Update on Five Days of the Rey Fire
Wind Brings Surprising Twists and Continuing Drama
Tuesday, August 23, 2016
On Monday it was anybody’s guess which way the Rey Fire would head. During the first few days of the fire, now marking its fifth day, Rey expanded to the northwest, in the process blackening close to 10,000 acres of Rancho San Fernando Rey, before burnout operations succeeded in containing that part of the fire. Over the past two days, the fire took a 180-degree turn and is now spreading east and north, with the potential to pose a direct threat to South Coast communities and to char large portions of the Dick Smith Wilderness.

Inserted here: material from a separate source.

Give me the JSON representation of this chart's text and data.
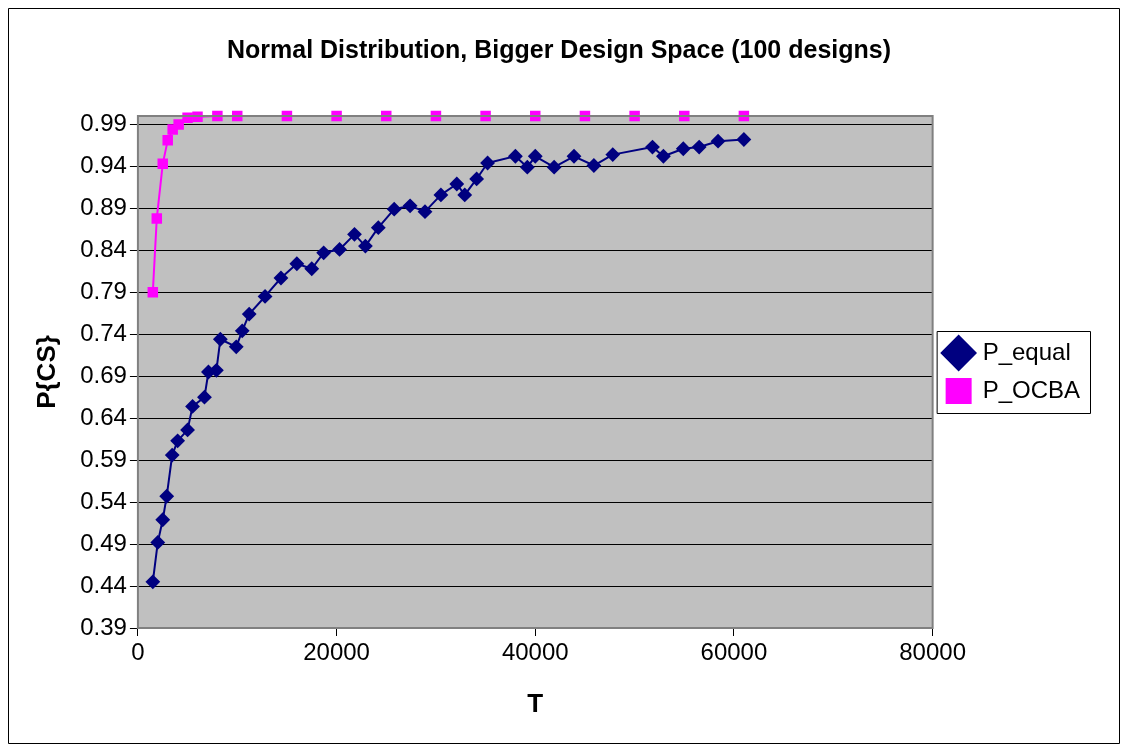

The wilderness area holds major portions of the watersheds to the north of Lake Cachuma.
From the news releases posted by Los Padres Forest officials, it is difficult to get a clear picture of what has burned or what might in the coming days. Yes, the fire is now burning into the Dick Smith Wilderness and for the most part away from the coast. That is good news. The bad is that continued drought, incredibly dry brush, and temperatures that again soared into the 90s yesterday have created the potential for the Rey Fire to expand much further to the interior and toward Highway 33 than one would have thought possible just two days ago.
The wind has played a major factor in determining where the fire will go and what opportunities firefighters will have to contain it. On Saturday night, when the wind shifted to the east, bringing the fire swiftly down onto the Upper Oso Campground area, it effectively helped secure the west side of the fire. But at the same time it opened the door for the fire to jump Oso Canyon and head east — a situation that could ultimately lead it over the Santa Ynez Mountains and down into Montecito or Santa Barbara.

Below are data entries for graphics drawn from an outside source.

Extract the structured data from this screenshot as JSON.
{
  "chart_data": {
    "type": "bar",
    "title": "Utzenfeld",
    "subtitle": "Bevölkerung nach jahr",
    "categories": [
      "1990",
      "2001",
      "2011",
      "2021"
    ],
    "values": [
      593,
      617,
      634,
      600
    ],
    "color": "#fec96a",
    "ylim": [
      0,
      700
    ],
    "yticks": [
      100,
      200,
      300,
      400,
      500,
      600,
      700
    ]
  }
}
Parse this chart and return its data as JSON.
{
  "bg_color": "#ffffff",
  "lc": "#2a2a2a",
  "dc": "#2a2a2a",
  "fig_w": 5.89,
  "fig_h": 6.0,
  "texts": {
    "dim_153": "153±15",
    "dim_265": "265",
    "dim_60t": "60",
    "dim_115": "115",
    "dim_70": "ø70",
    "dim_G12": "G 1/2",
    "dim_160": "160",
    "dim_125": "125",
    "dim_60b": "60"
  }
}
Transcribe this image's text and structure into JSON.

Location markers are superimposed over a photo taken early Monday, August 22, overlooking Gibraltar Dam and Camuesa Ridge. Mono Creek, which lies about four miles from Santa Barbara as the crow flies, is to the right, with Indian Creek to its left. Both drain down to Gibraltar Reservoir.
A Push to the East
By mid-morning on Sunday, it was clear that the fire would brush past the White Fire scar and continue east. By noon a massive front had built, with flames centered just north of the ridges that line the river canyon, stretching from Oso to the Red Rock area. By 1 p.m. that front continued to push east down Camuesa Canyon, and the fire was in danger of crossing the Santa Ynez River near the upper end of Gibraltar Reservoir where Camuesa Creek merges with the river. From that point, the fire would have been within reach of the northern slopes of the mountains that separate the valley from the coast, a long, steep escarpment that has not burned in recorded fire history.
Just after 1 p.m., however, a northeast wind began to pick up, keeping the fire well away from the river. The wind did three major things: It kept the flames from reaching the Camuesa Ridge and allowing the fire to enter the river drainage; it stopped the eastward progress of the fire just short of Camuesa Peak; and it provided needed time for the aerial assault to lay down enough retardant to protect the river corridor.

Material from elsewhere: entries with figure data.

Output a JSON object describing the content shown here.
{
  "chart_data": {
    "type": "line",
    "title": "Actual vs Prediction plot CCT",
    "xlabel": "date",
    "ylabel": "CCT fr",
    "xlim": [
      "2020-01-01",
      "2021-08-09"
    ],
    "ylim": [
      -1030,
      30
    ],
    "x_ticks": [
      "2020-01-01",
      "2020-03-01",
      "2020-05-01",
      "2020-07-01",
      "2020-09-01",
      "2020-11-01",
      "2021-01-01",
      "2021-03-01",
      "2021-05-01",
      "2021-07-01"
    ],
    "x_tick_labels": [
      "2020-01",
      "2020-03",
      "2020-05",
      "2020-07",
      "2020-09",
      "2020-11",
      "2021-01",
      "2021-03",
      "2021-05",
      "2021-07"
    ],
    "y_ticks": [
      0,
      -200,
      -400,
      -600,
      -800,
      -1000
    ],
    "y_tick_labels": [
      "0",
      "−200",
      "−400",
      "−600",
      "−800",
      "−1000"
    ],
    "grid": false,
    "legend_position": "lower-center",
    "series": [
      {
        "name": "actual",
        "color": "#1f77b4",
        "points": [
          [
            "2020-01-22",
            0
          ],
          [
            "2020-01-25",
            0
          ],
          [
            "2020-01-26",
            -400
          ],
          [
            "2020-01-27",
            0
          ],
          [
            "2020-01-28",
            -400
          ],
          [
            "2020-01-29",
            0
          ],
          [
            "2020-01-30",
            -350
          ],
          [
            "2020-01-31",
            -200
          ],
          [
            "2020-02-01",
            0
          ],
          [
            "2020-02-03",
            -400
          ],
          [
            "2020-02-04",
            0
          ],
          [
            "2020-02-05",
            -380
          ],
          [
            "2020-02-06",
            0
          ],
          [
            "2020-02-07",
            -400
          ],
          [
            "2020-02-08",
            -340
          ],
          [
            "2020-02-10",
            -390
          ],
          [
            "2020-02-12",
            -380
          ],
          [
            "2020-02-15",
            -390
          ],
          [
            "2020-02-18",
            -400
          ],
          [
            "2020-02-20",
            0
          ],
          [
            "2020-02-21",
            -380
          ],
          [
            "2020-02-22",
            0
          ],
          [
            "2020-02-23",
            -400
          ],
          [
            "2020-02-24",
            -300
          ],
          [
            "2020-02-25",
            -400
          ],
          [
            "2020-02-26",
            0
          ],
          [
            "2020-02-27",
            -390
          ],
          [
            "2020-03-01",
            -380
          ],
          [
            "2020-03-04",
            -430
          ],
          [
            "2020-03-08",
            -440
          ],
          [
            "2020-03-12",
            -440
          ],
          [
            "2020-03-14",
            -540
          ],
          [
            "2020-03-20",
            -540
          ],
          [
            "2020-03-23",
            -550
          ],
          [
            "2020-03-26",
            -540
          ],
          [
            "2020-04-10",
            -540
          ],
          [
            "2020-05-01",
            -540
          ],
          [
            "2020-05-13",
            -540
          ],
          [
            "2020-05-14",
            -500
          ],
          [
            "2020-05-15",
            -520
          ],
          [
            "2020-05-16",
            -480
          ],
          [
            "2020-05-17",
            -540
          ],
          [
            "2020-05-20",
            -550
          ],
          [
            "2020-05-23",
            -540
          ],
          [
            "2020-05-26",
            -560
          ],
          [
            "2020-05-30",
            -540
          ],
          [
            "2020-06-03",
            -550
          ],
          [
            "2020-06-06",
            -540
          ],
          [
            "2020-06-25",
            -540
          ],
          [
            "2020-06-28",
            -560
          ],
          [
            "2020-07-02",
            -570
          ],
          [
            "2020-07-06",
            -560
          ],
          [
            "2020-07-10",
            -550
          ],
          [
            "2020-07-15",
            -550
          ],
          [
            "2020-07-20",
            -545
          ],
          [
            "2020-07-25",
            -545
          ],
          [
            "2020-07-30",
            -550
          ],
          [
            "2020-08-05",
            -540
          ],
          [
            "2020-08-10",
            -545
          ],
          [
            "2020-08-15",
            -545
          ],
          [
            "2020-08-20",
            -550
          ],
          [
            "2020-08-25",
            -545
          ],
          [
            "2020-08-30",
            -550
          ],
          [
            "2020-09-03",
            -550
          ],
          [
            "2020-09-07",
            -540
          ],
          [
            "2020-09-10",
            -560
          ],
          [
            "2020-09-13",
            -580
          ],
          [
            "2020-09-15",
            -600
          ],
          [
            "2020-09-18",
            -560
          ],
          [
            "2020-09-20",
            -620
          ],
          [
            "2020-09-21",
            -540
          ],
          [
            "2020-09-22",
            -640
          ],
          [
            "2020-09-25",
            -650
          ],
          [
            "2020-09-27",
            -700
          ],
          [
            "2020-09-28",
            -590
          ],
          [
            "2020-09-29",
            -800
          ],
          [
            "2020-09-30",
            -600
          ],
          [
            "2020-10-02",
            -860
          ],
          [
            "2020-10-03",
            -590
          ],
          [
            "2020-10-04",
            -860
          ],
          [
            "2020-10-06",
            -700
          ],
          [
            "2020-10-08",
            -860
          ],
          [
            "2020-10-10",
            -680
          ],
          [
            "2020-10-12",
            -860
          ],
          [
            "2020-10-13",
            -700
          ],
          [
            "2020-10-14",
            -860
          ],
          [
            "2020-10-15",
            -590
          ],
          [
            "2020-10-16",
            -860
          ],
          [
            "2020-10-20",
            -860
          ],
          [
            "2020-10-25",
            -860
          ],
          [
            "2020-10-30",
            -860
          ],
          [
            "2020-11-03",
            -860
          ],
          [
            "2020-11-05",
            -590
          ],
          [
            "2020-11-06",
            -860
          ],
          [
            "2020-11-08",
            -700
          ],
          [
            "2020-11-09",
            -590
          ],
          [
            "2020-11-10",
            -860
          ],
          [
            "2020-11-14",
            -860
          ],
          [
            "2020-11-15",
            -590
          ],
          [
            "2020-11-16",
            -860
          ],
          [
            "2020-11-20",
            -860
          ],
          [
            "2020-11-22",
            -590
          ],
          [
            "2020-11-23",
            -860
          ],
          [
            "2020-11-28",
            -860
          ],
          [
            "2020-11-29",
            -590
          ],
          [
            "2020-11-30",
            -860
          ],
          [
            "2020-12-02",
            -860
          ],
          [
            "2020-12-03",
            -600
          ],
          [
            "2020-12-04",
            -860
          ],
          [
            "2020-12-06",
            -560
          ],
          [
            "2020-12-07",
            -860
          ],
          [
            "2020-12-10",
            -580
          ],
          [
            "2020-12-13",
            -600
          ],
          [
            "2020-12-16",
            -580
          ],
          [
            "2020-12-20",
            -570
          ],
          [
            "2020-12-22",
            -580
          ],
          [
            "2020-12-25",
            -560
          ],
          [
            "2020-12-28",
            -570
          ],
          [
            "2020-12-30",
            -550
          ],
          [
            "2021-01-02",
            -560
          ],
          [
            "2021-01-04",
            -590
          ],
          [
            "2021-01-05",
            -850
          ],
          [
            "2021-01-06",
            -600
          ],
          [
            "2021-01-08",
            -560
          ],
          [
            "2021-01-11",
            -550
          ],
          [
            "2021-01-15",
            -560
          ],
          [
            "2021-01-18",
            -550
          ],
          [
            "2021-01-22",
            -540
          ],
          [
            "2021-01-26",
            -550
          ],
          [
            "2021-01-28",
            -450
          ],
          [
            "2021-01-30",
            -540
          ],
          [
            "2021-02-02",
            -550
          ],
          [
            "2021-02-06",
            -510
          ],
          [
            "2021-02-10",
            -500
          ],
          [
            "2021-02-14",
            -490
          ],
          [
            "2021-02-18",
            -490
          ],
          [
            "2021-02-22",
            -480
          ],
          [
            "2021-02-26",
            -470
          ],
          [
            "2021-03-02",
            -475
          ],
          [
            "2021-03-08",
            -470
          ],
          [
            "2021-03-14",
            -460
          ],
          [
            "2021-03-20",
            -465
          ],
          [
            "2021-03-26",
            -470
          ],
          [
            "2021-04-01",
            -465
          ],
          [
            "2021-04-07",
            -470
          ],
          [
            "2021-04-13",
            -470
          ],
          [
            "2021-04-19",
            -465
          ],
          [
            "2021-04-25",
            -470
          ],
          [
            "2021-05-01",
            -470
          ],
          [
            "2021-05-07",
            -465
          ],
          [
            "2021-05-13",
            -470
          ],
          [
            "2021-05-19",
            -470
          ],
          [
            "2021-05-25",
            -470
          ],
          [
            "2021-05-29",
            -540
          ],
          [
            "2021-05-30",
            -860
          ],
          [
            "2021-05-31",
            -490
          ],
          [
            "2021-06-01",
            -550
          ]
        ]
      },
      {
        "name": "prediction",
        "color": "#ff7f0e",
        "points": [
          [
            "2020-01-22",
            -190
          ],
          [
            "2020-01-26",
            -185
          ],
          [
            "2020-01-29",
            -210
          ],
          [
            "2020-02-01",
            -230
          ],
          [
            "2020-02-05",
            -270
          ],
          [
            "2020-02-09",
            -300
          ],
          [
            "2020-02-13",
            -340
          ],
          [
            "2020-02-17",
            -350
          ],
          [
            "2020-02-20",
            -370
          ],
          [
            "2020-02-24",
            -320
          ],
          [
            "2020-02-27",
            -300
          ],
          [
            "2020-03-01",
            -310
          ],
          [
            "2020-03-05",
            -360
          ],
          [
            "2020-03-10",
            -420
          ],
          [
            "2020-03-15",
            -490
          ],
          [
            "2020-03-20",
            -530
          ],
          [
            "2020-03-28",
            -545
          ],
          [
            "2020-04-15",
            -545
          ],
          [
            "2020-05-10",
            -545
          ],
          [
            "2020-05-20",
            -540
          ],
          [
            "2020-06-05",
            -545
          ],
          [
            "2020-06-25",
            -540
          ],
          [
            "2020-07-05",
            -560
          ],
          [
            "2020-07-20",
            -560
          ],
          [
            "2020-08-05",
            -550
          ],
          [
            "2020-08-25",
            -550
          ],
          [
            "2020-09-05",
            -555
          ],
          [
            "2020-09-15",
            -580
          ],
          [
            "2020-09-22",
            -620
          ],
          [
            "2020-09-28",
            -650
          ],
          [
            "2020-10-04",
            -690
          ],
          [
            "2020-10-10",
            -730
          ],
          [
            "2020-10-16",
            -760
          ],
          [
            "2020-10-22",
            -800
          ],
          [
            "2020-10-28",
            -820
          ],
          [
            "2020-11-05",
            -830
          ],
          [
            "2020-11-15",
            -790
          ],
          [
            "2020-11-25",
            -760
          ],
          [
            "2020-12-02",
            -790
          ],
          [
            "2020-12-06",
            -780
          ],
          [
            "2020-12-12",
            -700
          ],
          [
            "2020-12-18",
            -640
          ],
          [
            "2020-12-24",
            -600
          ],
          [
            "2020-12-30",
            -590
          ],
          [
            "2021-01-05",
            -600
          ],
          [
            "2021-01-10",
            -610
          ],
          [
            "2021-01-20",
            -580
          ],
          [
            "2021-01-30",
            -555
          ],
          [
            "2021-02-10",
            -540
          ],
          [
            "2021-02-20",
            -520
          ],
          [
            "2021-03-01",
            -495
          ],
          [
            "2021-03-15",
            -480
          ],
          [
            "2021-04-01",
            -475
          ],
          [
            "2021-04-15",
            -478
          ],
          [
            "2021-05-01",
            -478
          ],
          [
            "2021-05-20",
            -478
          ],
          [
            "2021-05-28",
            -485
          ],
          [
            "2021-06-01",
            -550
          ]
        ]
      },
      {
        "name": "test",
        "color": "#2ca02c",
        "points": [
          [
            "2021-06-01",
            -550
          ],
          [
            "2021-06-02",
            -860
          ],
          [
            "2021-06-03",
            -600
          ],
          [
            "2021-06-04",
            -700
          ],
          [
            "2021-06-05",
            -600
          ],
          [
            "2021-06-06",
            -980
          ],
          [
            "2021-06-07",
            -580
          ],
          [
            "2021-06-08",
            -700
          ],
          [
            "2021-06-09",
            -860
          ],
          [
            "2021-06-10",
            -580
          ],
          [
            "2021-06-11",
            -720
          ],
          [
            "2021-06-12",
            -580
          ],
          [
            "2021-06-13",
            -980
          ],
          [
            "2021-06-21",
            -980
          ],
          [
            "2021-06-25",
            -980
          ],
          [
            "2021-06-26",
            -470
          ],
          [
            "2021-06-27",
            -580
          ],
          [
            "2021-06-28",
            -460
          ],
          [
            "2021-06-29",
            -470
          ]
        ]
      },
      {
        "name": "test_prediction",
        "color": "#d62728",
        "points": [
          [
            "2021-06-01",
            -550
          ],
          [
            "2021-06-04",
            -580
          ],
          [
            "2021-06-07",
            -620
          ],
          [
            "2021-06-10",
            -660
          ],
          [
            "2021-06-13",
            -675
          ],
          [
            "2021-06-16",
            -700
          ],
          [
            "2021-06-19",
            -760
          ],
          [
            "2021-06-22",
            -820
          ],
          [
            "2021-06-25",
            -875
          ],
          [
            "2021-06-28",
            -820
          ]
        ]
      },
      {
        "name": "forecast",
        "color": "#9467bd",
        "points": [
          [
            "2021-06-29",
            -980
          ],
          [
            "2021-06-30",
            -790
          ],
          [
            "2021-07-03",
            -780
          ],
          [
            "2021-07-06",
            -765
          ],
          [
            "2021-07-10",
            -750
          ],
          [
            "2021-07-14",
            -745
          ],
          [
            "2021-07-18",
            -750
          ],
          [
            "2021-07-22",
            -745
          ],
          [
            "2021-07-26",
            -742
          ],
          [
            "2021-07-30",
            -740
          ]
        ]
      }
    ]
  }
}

At the incident center at Live Oak Camp on Sunday night, firefighters were told the major focus for Monday would be holding the fire from crossing Mono Creek. By this time the fire was active from the Camuesa Ridge area north beyond a series of cliffs known as the Chalk Bluffs to an area just east of Little Pine Mountain. By sunset the fire was burning down into Buckhorn Canyon and heading directly toward Indian Creek. The Mono drainage lies just beyond Indian Creek, and it was questionable whether it would be possible to meet that goal.
By Ray Ford
Rey Fire, August 22, 8 a.m.: lots of smoke and little fire.
At 8 a.m. Monday morning, driving along the crest of East Camino Cielo, lots of smoke could be seen hanging in the maze of backcountry canyons, but only two small areas showed active fire and small plumes. One of those was on the east side of Camuesa Peak at a point where the creek makes a sharp turn and intersects the Santa Ynez River; the other was further to the interior in Buckhorn Canyon. Both seemed fairly benign. Things actually seemed pretty calm.
By 9 a.m. most of the smoke in the Camuesa drainage was gone, but the plume in Buckhorn Canyon was starting to build as the temperatures climbed into the 80s. By 10 a.m. the fire there had morphed into a major column of fire and smoke. Fortunately the canyon winds were blowing west, checking its progress somewhat. By this time the aerial attack had begun with thousands of gallons of retardant laid across the east side of the column. For the moment, between the retardant and wind, the fire column was held in place.
Rey Fire, August 22, 9 a.m.: Column begins to build in Buckhorn.